“You see, Evelyn, I am every bit the monster they believe me to be.”
We usually see the Doctor as the hero, the defender. But for 40 years, we’ve watched him break laws and wreak havoc against people and planets across time and space. In his newest incarnation, we’ve even seen him commit genocide onscreen. So for Halloween, Big Finish provided a Doctor Who story from the other point of view – that of the people who were going their own way and living as they thought fit until the alien conqueror destroyed their culture and imposed his will upon them.
The Doctor has passed into Galyari legend as the Sandman, a horrific figure used to scare children into obedience, for if they are restless or noisy, “the Sandman will come for you. He will rip off your hides and weave them into his coat”. But unlike most bogeymemn, this one really exists – he drops in from time to time to ensure that the Galyari remain within the bounds he has set them. Even adults are terrified of him; his bright coat (supposedly made of their own hides) is so horrific that they cannot even look at him.

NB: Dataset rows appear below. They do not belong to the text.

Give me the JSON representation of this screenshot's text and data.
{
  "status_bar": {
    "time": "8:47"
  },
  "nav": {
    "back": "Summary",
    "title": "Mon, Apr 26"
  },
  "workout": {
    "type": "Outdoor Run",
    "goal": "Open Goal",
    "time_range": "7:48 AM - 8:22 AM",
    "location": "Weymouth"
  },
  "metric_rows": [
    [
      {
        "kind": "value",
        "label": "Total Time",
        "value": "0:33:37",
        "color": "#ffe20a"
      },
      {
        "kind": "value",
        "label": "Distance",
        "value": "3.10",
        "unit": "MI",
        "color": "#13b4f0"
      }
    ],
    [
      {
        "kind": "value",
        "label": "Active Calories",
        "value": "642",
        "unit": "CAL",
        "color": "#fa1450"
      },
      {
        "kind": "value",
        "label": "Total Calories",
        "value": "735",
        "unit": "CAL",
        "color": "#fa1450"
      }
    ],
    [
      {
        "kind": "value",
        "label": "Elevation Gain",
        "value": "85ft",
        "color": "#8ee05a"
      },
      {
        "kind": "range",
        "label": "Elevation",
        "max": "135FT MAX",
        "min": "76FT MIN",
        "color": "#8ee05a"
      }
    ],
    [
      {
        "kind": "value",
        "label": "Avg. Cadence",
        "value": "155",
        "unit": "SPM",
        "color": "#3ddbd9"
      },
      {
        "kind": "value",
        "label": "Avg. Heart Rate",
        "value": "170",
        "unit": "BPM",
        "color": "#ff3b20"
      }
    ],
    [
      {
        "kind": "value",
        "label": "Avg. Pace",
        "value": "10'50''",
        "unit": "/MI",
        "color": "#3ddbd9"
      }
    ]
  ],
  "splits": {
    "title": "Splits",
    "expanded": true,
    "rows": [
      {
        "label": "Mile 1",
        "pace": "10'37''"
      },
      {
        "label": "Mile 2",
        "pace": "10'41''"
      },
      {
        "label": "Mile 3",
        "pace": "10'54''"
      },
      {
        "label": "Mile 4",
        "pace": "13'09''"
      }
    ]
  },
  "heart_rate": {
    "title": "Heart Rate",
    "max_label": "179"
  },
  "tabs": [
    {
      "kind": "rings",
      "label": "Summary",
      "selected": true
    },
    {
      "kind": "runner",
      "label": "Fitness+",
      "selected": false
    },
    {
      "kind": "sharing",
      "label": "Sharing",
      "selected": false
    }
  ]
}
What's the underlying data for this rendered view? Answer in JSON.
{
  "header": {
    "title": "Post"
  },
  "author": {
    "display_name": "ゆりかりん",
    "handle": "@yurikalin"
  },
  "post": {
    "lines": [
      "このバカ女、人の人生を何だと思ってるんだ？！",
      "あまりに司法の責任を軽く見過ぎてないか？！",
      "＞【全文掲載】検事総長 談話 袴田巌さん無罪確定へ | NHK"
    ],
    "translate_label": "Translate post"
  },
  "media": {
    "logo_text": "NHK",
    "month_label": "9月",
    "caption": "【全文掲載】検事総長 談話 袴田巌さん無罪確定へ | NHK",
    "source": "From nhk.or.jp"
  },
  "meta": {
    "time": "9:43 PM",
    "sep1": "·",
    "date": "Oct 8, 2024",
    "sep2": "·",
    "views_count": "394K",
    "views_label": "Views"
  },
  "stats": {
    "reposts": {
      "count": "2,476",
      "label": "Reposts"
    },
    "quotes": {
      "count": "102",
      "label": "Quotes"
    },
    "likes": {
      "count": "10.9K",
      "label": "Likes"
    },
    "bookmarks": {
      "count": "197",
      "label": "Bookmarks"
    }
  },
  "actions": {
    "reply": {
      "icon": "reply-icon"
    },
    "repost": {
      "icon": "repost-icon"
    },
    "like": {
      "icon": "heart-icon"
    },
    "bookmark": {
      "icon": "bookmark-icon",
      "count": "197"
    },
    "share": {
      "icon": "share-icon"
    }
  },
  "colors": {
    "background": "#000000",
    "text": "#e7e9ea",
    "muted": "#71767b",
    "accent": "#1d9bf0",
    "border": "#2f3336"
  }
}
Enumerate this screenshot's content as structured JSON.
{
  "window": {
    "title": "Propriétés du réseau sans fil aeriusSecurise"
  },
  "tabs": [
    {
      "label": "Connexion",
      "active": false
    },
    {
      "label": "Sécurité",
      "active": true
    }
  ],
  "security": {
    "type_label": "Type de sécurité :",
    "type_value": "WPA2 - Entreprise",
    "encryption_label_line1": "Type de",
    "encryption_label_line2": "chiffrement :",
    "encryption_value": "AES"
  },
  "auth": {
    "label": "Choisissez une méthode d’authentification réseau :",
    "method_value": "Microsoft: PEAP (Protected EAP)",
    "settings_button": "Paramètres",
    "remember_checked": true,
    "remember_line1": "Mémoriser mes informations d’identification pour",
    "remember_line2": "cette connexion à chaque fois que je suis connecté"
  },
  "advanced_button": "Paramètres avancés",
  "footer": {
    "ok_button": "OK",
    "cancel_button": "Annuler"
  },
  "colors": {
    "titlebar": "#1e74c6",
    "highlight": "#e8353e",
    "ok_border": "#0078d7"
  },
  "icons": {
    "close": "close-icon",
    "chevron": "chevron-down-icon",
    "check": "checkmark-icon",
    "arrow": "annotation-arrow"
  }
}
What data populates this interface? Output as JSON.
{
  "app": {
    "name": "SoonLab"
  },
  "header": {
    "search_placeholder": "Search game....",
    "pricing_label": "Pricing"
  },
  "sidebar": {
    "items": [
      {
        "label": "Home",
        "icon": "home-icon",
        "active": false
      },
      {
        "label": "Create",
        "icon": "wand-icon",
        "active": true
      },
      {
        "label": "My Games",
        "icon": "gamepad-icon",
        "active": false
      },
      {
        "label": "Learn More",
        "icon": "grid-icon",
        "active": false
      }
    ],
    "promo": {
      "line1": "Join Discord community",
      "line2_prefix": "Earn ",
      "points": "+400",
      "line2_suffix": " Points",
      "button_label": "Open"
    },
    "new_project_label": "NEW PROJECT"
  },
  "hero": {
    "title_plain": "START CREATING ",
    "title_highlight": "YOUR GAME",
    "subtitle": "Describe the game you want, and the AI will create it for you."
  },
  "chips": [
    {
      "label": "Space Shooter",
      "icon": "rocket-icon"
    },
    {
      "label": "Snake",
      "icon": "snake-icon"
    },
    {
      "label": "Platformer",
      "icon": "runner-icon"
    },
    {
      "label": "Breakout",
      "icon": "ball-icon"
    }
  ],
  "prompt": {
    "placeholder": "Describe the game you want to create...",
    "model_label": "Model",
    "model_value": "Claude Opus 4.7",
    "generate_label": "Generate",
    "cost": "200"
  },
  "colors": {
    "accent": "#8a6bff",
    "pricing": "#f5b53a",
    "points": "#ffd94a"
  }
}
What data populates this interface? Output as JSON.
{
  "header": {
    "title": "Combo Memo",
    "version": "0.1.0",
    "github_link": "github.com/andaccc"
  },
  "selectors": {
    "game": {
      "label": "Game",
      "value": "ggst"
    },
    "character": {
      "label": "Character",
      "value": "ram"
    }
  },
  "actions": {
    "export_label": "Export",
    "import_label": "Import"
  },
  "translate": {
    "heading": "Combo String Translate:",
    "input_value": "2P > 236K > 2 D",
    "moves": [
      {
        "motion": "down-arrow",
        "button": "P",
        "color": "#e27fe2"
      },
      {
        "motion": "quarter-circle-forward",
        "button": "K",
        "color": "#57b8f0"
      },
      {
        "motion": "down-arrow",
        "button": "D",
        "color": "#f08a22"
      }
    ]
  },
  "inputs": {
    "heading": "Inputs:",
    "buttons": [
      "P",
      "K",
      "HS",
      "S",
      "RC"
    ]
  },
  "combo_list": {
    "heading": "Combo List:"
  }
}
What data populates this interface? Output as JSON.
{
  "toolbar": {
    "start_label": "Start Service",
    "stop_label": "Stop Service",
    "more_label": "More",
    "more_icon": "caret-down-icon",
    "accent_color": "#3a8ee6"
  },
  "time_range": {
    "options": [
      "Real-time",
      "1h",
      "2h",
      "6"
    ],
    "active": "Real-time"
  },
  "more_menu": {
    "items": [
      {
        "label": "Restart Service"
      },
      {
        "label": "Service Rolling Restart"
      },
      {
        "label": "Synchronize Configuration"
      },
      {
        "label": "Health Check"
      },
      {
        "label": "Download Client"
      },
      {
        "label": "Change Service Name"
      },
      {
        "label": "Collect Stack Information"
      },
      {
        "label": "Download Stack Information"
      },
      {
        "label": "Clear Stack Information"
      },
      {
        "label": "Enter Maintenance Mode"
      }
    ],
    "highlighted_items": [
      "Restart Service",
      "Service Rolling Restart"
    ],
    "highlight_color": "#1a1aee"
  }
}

But that’s nothing on the horror the Doctor feels on his latest visit to the Galyari , now living in a swarm of endlessly travelling spaceships called “The Clutch”, where he discovers that he is being blamed for a series of brutal murders – including skinning children alive.
Big Finish has done scarier audios – aside from the flayed children, The Sandman is about medium when it comes to horror. As a mystery it isn’t terribly complex either; there aren’t many characters or many motives. Its main interest is in the three-way points of view – the Galyari, begging their ancient enemy to stop taking his wrath out on their young; the Doctor, rapidly shifting gears from considering them a people to keep tightly restrained to victims that he must defend and protect; and Evelyn, who has now heard both sides of the story and isn’t particularly impressed by either one.
For that alone, it’s a worthwhile listen. (That, and the chance to snicker at the idea of the patchwork coat being both punishment and painful to see.) Too many Doctor Who stories are based on either the historical event or the new alien baddie of the week; too few exploit the various different ways of viewing the same events and actions.
The Sandman (by Simon A. Forward; starring Colin Baker, Maggie Stables) was released by Big Finish Productions in October 2002.